The research began in Pakistan, where several cases of a rare form of inherited baldness had been reported within the same family. Although born with hair, the affected people lost it in early infancy, and from then on had no hair at all on their body. Using a technique called radiation hybrid mapping to analyze the family's DNA, geneticist Angela Christiano of Columbia University in New York City was able to pin the gene down to a location on the eighth chromosome. But no genes had been mapped in that particular stretch, and, Christiano says, sequencing "would have taken years."

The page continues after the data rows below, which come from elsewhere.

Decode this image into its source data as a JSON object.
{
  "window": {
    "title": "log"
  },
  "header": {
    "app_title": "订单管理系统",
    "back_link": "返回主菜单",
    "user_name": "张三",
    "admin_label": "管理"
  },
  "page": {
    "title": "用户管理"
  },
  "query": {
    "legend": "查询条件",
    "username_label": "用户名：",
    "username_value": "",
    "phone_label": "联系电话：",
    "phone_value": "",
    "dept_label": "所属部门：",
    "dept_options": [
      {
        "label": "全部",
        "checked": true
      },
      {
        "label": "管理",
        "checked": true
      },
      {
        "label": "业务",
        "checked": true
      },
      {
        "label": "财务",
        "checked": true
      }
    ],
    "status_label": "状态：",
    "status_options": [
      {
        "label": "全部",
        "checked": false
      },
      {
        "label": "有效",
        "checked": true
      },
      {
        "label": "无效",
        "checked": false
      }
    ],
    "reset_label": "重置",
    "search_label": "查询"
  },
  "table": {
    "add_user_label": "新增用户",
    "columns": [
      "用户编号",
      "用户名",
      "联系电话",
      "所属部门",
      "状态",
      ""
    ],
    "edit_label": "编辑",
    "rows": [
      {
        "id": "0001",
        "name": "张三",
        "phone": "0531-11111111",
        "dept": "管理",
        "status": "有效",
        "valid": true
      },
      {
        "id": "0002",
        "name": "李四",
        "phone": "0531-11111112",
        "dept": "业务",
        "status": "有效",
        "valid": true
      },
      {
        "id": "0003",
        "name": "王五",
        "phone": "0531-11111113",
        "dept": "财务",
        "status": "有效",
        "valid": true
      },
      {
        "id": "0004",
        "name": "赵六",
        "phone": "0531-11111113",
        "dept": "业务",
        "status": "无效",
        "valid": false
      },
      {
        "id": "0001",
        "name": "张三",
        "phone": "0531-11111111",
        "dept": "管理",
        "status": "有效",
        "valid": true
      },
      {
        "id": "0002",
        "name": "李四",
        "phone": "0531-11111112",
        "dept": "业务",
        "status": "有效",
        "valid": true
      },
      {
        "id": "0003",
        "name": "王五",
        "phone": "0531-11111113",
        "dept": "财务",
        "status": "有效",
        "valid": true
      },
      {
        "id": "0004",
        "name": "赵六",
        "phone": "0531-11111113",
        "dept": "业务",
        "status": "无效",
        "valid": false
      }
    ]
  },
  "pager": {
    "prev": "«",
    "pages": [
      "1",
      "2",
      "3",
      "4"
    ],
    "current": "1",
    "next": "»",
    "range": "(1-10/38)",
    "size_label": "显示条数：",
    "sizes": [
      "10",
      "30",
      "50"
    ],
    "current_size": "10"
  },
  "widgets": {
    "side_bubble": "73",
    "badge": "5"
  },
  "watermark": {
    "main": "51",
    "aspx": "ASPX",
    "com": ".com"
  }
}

Luckily, Christiano learned at a conference about a breed of mice with similar symptoms that had a mutation in a gene called hairless, which had already been sequenced. Christiano went hunting on the human eighth chromosome and found a match: a stretch of 1189 amino acids that were 80% identical to the mouse sequence. To top it off, she compared that stretch of the bald people's DNA with the same stretch of DNA from normal Pakistanis. Every one of the seven bald family members had an identical mutation at the 1022nd position, and none of the unaffected people did.
The finding is a "great breakthrough," says John Sundberg of the Jackson Laboratories in Bar Harbor, Maine, but he notes that the gene is linked to a specific type of inherited baldness, not a more common autoimmune disease that is also called alopecia universalis. Still, given that research into hair diseases is not heavily funded, "this is a crack in the door," says Lowell Goldsmith, a dermatologist at the University of Rochester School of Medicine and Dentistry in New York.